Before 2008, U.S. monetary policy was primarily conducted in terms of a target set by the Federal Reserve for the fed funds rate, which is the interest rate a bank pays to borrow funds overnight from other banks. A large academic literature used the fed funds rate as a summary of monetary policy, looking at its correlations in dynamic regressions with other variables of macroeconomic interest. But the fed funds rate has been stuck near zero for the last 5 years, and will likely be replaced by an alternative policy focus even once we exit the zero lower bound. Economic researchers face not just the difficulty of summarizing what the Fed has been doing in the current and future environment, but also the practical challenge of how to update their historical regressions to try to describe the full set of historical data along with the new experience in a coherent way. Here I describe a new research paper that suggests one solution to these problems.
One approach that some researchers have been using to model the dynamics of interest rates when the short end of the yield curve is stuck near zero is based on the shadow rate model first proposed by Black (1995). This hypothesizes the existence of a “shadow” short-term interest rate that might in some circumstances be quite negative. In normal times (when the observed short-term interest rate is sufficiently high), this shadow rate is positive and coincides with the observed short rate, and the dynamic relations among interest rates of various maturities are described using familiar tools. The hypothesis is that when the shadow rate falls below some bound, we could continue to calculate an implied negative shadow rate as if it followed the usual historical dynamics as well as calculate forecasts for that shadow rate. To predict the actual short rate at any future horizon, we just compute the expectation of the maximum of the future shadow rate and the lower bound. We can then get predicted values for all other yields from the assumption that risk gets priced in a consistent way across assets.
A recent paper by Dora Xia, a UCSD graduate student who expects to complete her Ph.D. this spring, and Cynthia Wu, a former UCSD student who is now an assistant professor at the University of Chicago, makes several contributions to this literature. First, most previous applications of the shadow rate model have involved arduous numerical simulations to calculate its full predictions. By contrast, Wu and Xia develop a very simple closed-form expression that gives a very good approximation to the predictions of the model for the yield of any maturity. Here is a graph showing the estimate of the shadow rate that comes out of their approach. Up until 2009, this basically coincides with the observed fed funds rate, but since then, the implied shadow rate has been quite negative.
Their model tracks the recent behavior of the yields on Treasury securities of various maturities quite closely. For example, the red dots in the graph below describe the average one-month forward rates in 2012 associated with 3-month, 6-month, 1-year, 2-year, 5-year, 7-year, and 10-year Treasury securities, while the blue curve gives the model’s predictions for what those rates should have been. It appears to be an approach that is quite accurate and easy to use.
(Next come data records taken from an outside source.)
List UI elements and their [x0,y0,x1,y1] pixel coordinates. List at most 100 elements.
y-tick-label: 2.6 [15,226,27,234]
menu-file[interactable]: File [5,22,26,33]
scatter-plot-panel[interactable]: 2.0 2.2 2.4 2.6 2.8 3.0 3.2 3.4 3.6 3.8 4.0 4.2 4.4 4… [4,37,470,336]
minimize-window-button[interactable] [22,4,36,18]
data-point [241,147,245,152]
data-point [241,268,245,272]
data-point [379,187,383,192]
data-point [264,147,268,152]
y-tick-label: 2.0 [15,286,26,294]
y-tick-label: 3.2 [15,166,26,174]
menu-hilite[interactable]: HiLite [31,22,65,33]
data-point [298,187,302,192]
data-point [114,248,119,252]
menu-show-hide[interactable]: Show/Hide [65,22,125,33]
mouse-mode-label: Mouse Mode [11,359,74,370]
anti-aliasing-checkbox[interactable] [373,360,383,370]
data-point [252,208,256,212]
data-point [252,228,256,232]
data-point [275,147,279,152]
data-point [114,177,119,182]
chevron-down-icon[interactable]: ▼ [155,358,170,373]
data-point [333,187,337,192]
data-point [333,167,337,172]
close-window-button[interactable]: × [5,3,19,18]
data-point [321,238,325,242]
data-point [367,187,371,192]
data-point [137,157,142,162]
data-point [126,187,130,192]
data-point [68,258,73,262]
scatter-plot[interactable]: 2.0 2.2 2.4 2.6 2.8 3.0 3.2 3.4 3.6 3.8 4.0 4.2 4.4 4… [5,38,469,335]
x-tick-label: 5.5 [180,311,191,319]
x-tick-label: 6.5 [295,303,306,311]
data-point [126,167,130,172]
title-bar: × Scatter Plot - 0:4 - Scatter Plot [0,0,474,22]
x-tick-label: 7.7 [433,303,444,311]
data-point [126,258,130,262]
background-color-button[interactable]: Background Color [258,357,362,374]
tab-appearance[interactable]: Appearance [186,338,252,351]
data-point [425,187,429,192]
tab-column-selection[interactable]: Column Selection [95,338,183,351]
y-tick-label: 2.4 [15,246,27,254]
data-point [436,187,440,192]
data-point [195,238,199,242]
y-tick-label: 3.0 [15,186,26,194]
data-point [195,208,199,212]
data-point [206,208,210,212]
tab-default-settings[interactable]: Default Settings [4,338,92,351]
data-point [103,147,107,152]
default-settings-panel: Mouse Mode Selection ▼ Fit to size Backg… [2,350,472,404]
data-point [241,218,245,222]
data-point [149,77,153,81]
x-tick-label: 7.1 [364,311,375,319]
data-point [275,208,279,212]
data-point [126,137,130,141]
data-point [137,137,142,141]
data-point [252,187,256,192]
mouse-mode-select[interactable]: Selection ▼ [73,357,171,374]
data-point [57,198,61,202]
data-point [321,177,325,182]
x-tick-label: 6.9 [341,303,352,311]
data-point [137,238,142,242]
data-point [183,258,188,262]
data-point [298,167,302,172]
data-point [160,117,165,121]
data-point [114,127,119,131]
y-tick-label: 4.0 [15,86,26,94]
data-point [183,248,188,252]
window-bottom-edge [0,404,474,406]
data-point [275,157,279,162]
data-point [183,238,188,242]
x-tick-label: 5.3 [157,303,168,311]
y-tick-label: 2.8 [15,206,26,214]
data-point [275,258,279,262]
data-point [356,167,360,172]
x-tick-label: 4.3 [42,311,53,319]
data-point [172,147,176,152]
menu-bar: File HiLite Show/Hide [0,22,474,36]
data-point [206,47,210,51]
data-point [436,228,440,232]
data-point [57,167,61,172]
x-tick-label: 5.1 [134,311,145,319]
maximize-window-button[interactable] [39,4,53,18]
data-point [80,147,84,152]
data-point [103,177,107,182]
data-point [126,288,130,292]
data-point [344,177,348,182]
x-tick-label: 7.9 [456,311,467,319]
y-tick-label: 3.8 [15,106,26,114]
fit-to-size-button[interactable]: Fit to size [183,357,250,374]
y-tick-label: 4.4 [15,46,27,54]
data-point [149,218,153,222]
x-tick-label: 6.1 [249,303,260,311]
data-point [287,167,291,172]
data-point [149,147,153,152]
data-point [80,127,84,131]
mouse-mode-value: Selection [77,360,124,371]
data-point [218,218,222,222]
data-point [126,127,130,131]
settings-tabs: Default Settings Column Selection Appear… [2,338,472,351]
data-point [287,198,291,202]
Of particular interest is Wu and Xia’s observation that their series for the shadow rate exhibits similar correlations with other macro variables since 2009 as the fed funds rate did in data up until the end of 2007. Wu and Xia took a popular model that had been estimated before the Great Recession in which the fed funds rate was used as the summary of monetary policy, and just replaced the fed funds rate with the Wu-Xia shadow rate to get a data set that continues after 2009. Although this device could not fully account for all that happened to interest rates and unemployment during the Great Recession over 2007-2009, Wu and Xia found the evidence to be consistent with the hypothesis that data since 2009 could be described using the spliced series as the monetary policy indicator and using the same model that described pre-2007 data. In other words, the shadow rate displays the same sort of correlation with lagged macro variables since 2009 as the fed funds rate did in earlier data, and likewise the value of macro variables that one would predict using the new shadow rate series is close to the value one would have predicted in earlier data using the fed funds rate instead.
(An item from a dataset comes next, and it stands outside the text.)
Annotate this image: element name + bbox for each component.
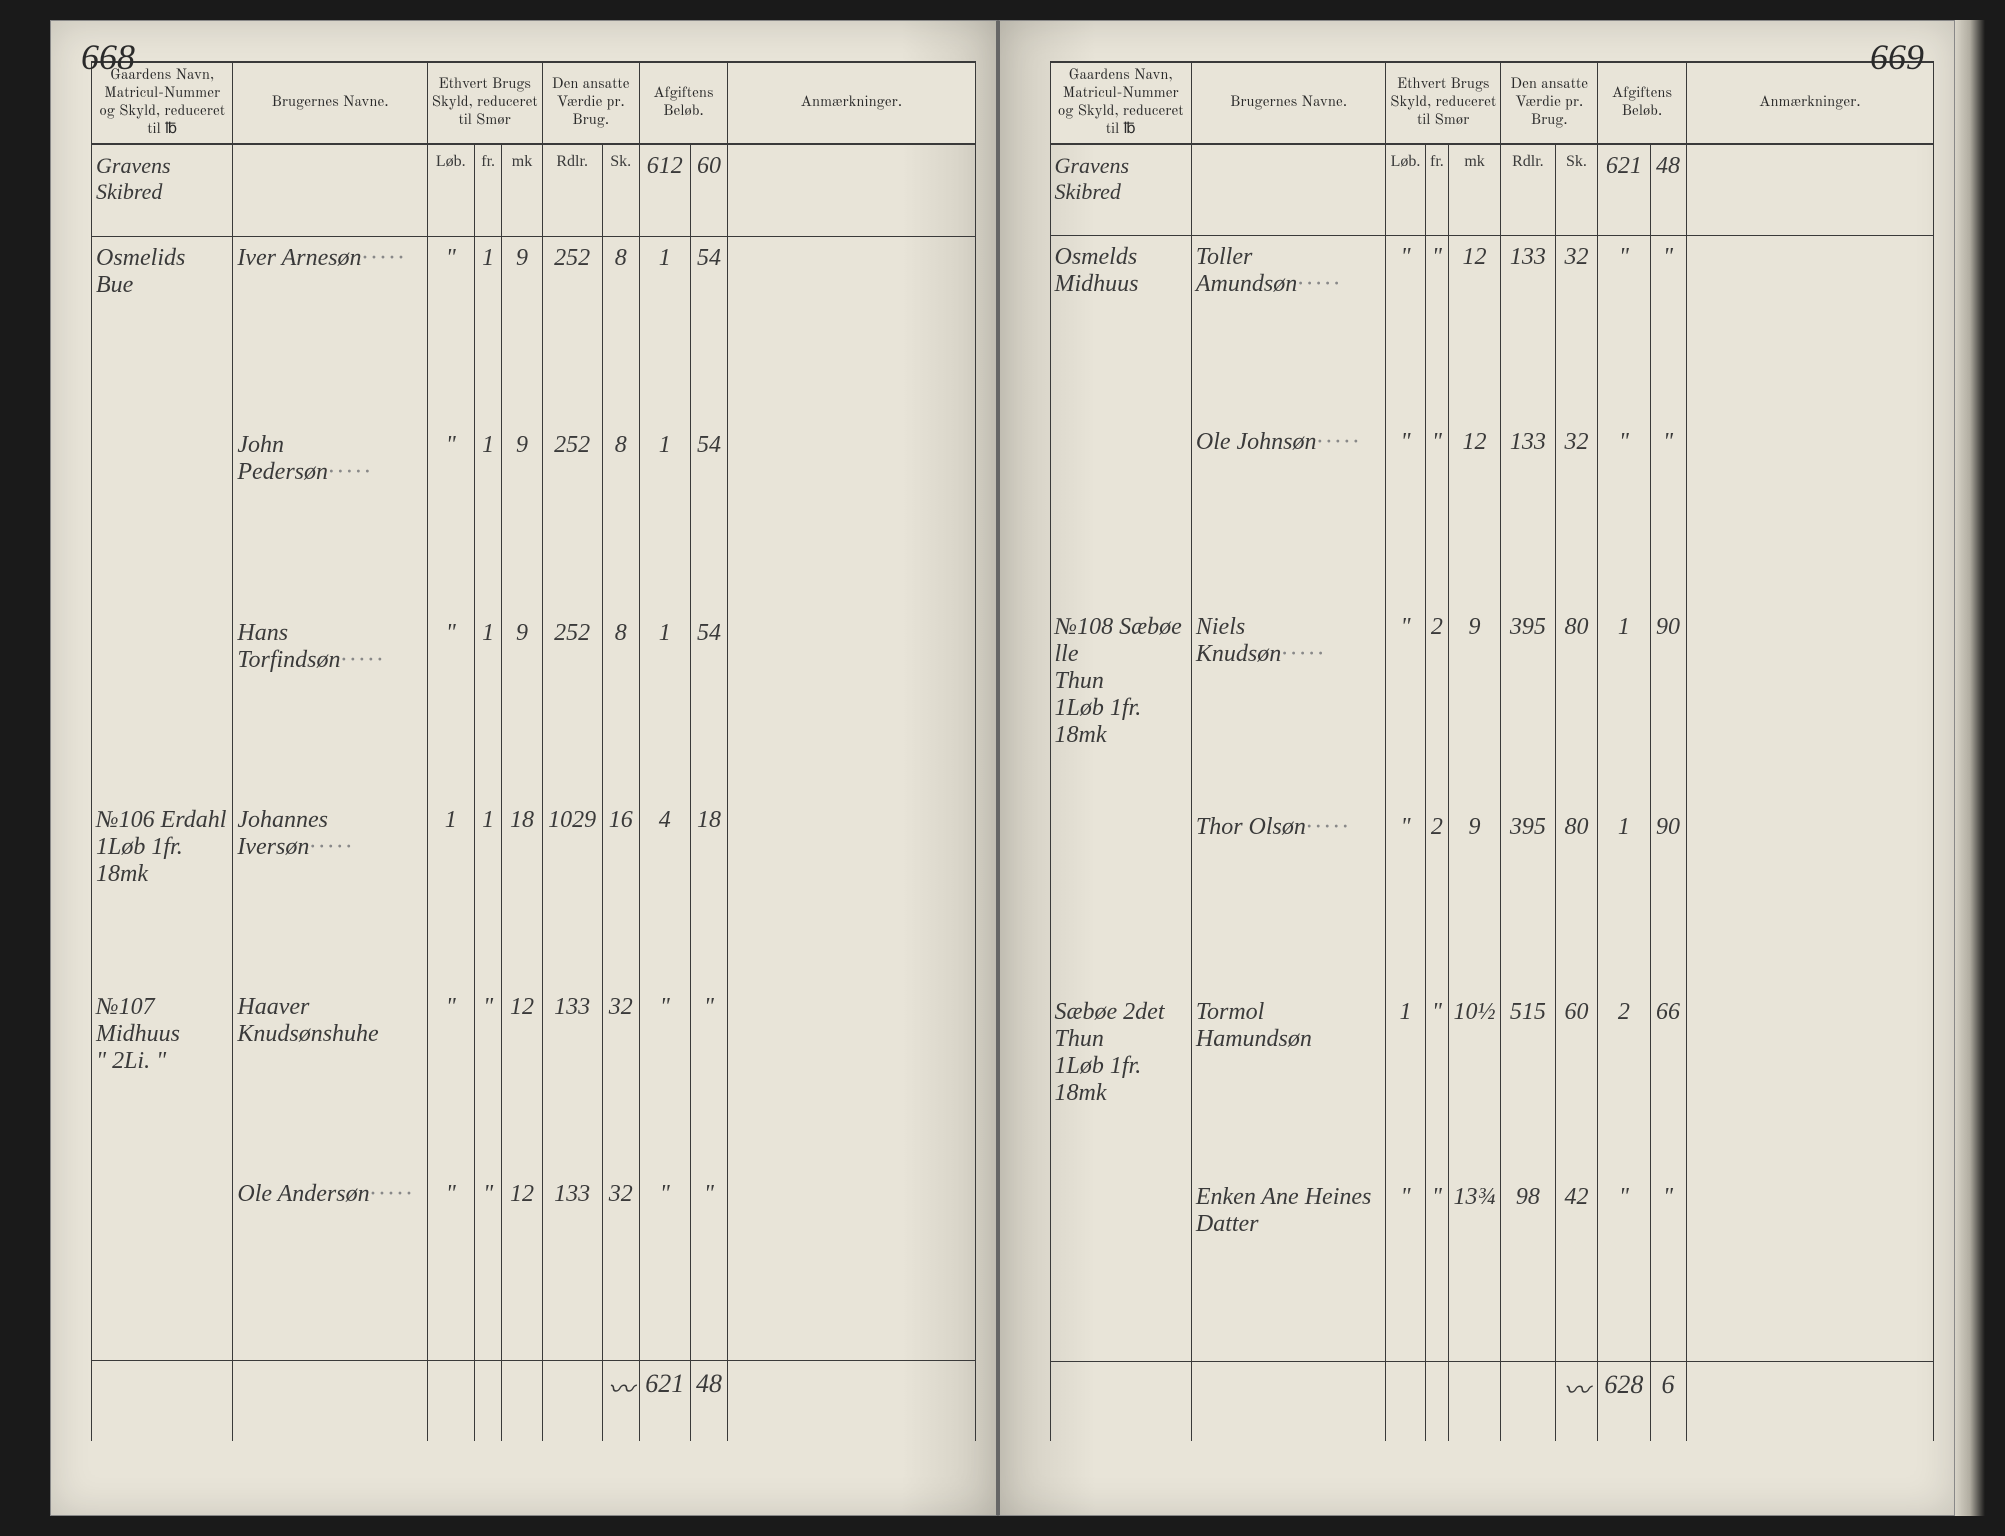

The suggestion is that we then might use the shadow rate series as a way of summarizing what the Fed has been doing with its unconventional policy measures such as large-scale asset purchases and forward guidance. If the Wu-Xia framework is correct, these unconventional policies can all be summarized in terms of what effect they had on the shadow short rate. By comparing the shadow rate with the value that traditional models would have predicted for the fed funds rate, Wu and Xia get a measure of the shocks to monetary policy. Wu and Xia find that monetary policy has recently been a bit more expansionary than usual (pushing the shadow rate about 0.6% more negative over 2011-2013 than the traditional monetary policy rule would imply), as a result of which their estimates imply that the current unemployment rate is 0.23% lower than it otherwise would have been.
The Wu-Xia series for the shadow rate is available online. I recommend this as a practical patch for researchers who want to update analysis that made use of historical data on the fed funds rate.
And while I’m on the topic of useful new research coming out of UCSD, let me also call attention to another paper from Dora’s Ph.D. dissertation, which develops a practical way to get term-structure models that actually generate decent forecasts.